И все-таки в первых домиках уже кое-где видны огоньки…
Погрузились в поезд удачно: не теплушка, а нормальный — хоть и не топленный вагон, и ехать нам было хорошо, попались такие веселые мужики-попутчики. Папа с ними всю дорогу разговаривал, а главное, они послушались меня и не курили около него.

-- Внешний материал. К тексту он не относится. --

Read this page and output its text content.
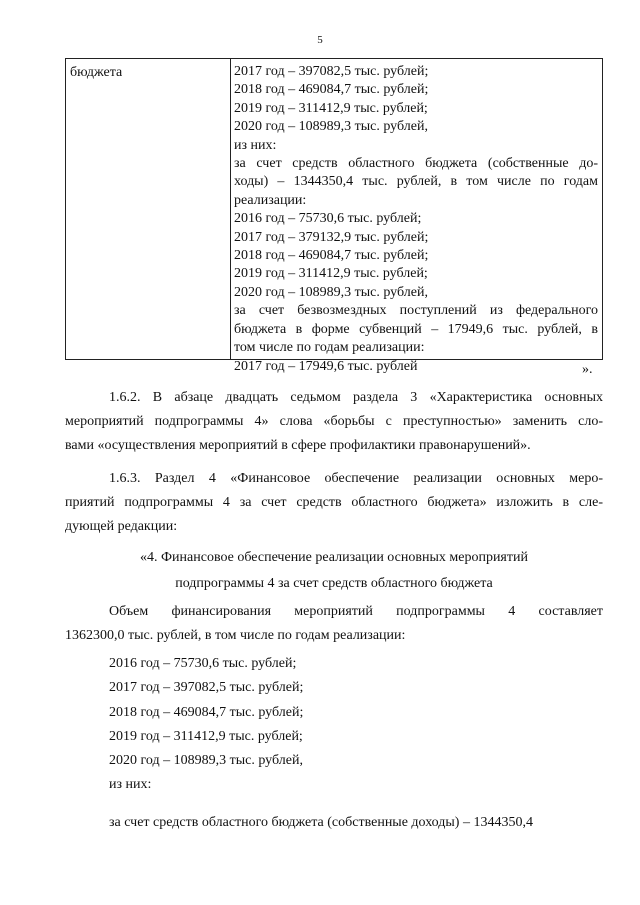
5
бюджета	2017 год – 397082,5 тыс. рублей;
2018 год – 469084,7 тыс. рублей;
2019 год – 311412,9 тыс. рублей;
2020 год – 108989,3 тыс. рублей,
из них:
за счет средств областного бюджета (собственные до-
ходы) – 1344350,4 тыс. рублей, в том числе по годам
реализации:
2016 год – 75730,6 тыс. рублей;
2017 год – 379132,9 тыс. рублей;
2018 год – 469084,7 тыс. рублей;
2019 год – 311412,9 тыс. рублей;
2020 год – 108989,3 тыс. рублей,
за счет безвозмездных поступлений из федерального
бюджета в форме субвенций – 17949,6 тыс. рублей, в
том числе по годам реализации:
2017 год – 17949,6 тыс. рублей	».
1.6.2. В абзаце двадцать седьмом раздела 3 «Характеристика основных
мероприятий подпрограммы 4» слова «борьбы с преступностью» заменить сло-
вами «осуществления мероприятий в сфере профилактики правонарушений».
1.6.3. Раздел 4 «Финансовое обеспечение реализации основных меро-
приятий подпрограммы 4 за счет средств областного бюджета» изложить в сле-
дующей редакции:
«4. Финансовое обеспечение реализации основных мероприятий
подпрограммы 4 за счет средств областного бюджета
Объем финансирования мероприятий подпрограммы 4 составляет
1362300,0 тыс. рублей, в том числе по годам реализации:
2016 год – 75730,6 тыс. рублей;
2017 год – 397082,5 тыс. рублей;
2018 год – 469084,7 тыс. рублей;
2019 год – 311412,9 тыс. рублей;
2020 год – 108989,3 тыс. рублей,
из них:
за счет средств областного бюджета (собственные доходы) – 1344350,4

Пока доползли до Москвы, стало совсем темно. Вьюга и ветер. Трамваи не ходят, и от Ярославского вокзала до Волхонки надо идти пешком. И вот идем мы с отцом по темной, заваленной снегом Москве (прохожих раз-два и обчелся). Пять шагов — остановка — раскладываю скамейку, папа садится, я перегибаюсь назад и мой тяжелый заплечный мешок упирается в землю. Папа отдыхает, я отдыхаю и мешок отдыхает. Переведем дыхание — и дальше. Если ветер утихнет или начинает дуть в спину, а не в лицо — мы с папой идем гораздо дольше без остановки. Тихонечко, но идем. Молча идем. Сосредоточенно. Я знаю, что около Лубянской площади надо давать лекарство. Оно уже заготовлено и разведено в маленькой бутылочке. Примем лекарство и опять в путь. Пойдем — посидим. Посидим и опять пойдем. И так шаг за шагом и придем на Волхонку, дом 16 в бывшую Первую Московскую мужскую гимназию. Пройдем пустыми, заваленными снегом, с изрубленными на дрова скамейками и штакетами, тремя дворами — последний двор от холода вытянулся и стал бесконечным. Скорей бы кончился этот двор. Наша цель — буржуйка и горячий чай, для ее осуществления мы и войдем в бывшую нашу, а теперь совершенно чужую, даже незнакомую квартиру. Никаких воспоминаний, никаких сожалений не шевелится во мне: вся душа в колонии. Этот дом уже ничего для меня не значит — дом мой там, в лесу, в колонии, а не в этой холодной квартире, которую мы отдали обратно в Первую гимназию. Теперь тут живет милый, но чужой человек, кажется, Тихомиров его фамилия. Володе оставили один папин кабинет, зачем ему больше? Все равно топить нечем. Да и вещей стало мало: одно изрубилось и истопилось в печке, другое обменялось на продукты и съелось, третье износилось, четвертое продалось или отдалось, и, наконец, все уместилось в одной комнате. В нее мы с папой и входим. Тускло загорается на потолке бывшая кабинетная люстра, похожая теперь на большущий, серый, грязный стакан. Хоть вещей и поубавилось, но нагорожено в этой комнате изрядно. Свободны только два угла — у кровати и у письменного стола. И холод, холод ужасный, такой же, как на улице, только без ветра. (Володя в командировке и тут не топилось уже очень давно.)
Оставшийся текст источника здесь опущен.